#ubuntu-scientists 2014-06-12
<belkinsa> akshmakov, hey.  You missed the session but we have the video
<akshmakov> UTC messed me up again
<akshmakov> sorry about that
<belkinsa> It's cool.
<akshmakov> Just for introductions Im at UCSF and UCB, and to development on open source projects for my work here
<akshmakov> Hence my interest in the scientist group
<belkinsa> Cool, maybe you can join the team
<akshmakov> Perhaps, depends on what needs to be done
<akshmakov> And if I can help with that
<akshmakov> what is the best way to get in contact with the group?

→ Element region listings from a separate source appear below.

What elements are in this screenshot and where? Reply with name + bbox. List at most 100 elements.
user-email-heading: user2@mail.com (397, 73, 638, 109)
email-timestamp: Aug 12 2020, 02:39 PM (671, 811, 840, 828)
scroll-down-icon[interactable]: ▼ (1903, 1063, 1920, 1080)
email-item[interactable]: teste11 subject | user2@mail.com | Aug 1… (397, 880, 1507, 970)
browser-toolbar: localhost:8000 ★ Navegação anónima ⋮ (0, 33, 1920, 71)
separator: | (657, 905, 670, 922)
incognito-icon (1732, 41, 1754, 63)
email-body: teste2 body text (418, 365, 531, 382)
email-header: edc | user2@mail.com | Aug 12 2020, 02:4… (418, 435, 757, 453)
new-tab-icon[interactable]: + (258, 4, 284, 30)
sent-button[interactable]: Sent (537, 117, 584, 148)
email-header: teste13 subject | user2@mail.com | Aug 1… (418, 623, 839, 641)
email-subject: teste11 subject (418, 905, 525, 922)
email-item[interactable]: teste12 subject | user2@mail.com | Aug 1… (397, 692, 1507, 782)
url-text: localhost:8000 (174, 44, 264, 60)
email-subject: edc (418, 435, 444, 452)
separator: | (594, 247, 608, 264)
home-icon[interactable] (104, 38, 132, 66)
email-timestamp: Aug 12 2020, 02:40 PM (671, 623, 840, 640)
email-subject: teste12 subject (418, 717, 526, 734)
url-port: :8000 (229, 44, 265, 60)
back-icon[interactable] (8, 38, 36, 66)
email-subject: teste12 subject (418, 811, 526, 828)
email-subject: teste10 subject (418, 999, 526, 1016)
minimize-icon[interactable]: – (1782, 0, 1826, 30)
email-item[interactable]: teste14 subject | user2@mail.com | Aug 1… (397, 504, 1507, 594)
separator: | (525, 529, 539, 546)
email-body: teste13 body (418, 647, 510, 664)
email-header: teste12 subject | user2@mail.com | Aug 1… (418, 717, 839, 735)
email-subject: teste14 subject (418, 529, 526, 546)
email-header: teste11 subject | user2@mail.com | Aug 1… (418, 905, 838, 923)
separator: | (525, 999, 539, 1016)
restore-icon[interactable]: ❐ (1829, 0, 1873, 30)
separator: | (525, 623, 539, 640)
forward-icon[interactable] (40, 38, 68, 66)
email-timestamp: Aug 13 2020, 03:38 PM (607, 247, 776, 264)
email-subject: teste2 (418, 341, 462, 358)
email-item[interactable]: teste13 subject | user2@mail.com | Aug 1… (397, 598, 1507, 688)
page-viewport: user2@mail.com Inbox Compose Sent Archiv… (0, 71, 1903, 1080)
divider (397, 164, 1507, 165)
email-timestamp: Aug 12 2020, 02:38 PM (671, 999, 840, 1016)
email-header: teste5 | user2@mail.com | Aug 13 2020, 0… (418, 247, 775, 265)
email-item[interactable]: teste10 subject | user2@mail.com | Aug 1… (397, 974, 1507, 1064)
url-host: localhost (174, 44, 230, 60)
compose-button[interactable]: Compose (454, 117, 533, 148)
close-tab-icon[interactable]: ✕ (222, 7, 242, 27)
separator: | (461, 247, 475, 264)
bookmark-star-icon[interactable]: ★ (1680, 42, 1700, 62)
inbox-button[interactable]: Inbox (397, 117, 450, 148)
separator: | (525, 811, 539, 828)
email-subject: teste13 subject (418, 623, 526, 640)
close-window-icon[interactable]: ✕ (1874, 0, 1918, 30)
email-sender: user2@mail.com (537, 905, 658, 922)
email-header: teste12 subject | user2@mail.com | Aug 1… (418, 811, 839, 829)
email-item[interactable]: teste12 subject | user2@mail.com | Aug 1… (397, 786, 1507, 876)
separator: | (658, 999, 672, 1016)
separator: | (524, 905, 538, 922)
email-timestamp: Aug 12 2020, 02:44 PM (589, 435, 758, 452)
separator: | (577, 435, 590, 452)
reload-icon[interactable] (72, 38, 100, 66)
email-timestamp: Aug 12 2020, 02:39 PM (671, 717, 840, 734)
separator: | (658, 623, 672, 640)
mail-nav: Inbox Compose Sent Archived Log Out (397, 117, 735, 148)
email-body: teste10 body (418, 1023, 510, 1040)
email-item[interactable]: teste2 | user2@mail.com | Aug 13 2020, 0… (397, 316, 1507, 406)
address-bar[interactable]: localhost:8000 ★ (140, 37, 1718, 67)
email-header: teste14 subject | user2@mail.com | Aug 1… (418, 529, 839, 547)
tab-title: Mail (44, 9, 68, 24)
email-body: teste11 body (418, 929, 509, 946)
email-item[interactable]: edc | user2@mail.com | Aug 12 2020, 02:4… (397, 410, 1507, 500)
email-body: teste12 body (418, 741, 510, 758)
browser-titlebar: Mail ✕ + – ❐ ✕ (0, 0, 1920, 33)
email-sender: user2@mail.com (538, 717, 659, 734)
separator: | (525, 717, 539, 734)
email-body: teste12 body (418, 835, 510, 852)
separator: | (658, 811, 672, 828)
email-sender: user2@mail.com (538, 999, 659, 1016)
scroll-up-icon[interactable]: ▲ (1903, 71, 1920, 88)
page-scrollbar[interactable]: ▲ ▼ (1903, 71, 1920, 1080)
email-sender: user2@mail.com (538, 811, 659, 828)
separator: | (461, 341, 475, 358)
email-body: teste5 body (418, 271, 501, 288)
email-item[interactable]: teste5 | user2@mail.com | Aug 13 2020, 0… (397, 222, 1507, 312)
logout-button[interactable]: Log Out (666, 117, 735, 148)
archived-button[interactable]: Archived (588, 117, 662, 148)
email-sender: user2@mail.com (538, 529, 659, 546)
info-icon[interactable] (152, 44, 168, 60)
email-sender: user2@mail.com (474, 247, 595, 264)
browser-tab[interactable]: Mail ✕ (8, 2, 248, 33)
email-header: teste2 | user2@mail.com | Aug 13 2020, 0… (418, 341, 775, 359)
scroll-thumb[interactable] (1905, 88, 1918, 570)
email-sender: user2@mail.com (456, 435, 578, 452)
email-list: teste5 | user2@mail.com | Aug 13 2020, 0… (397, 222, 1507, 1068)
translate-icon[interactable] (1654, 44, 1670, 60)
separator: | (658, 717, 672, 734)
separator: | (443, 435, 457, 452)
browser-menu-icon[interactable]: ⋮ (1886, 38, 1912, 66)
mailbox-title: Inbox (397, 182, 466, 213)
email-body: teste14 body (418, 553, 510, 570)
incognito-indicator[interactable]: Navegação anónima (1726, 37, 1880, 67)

<belkinsa> The LP team's mailing-list, you need to join
<belkinsa> https://launchpad.net/~ubuntu-scientists
<akshmakov> Done
<belkinsa> Thanks fellow comrade :)
<akshmakov> I am both interested in contributing to the project as well as reaching out for inclusion on behalf of our projects here
<belkinsa> Cool.
 * belkinsa is trying to multitask
<belkinsa> I'm in the track summaries Hangout
<akshmakov> Its ok, we can migrate discussion to email for less on-the-spot
<belkinsa> Sure.
<akshmakov> Oh, I can move to the hangout
<akshmakov> one sec
<akshmakov> a link would be swell
<belkinsa> You can't join it, it's only for the leads
<belkinsa> http://summit.ubuntu.com/uos-1406/meeting/22309/closing-plenary-and-track-summaries/
<akshmakov> Just figured that out, I'm watching the stream
<akshmakov> Anyway, selling ubuntu to scientists is something I do daily, I would love to help you guys out
<belkinsa> Way cool!
<akshmakov> We will keep in touch through the team list, I'll be around.
<belkinsa> Alright, thanks again.
<akshmakov> coffee time, goodbye, sorry for missing the hangout.
<belkinsa> Its' cool.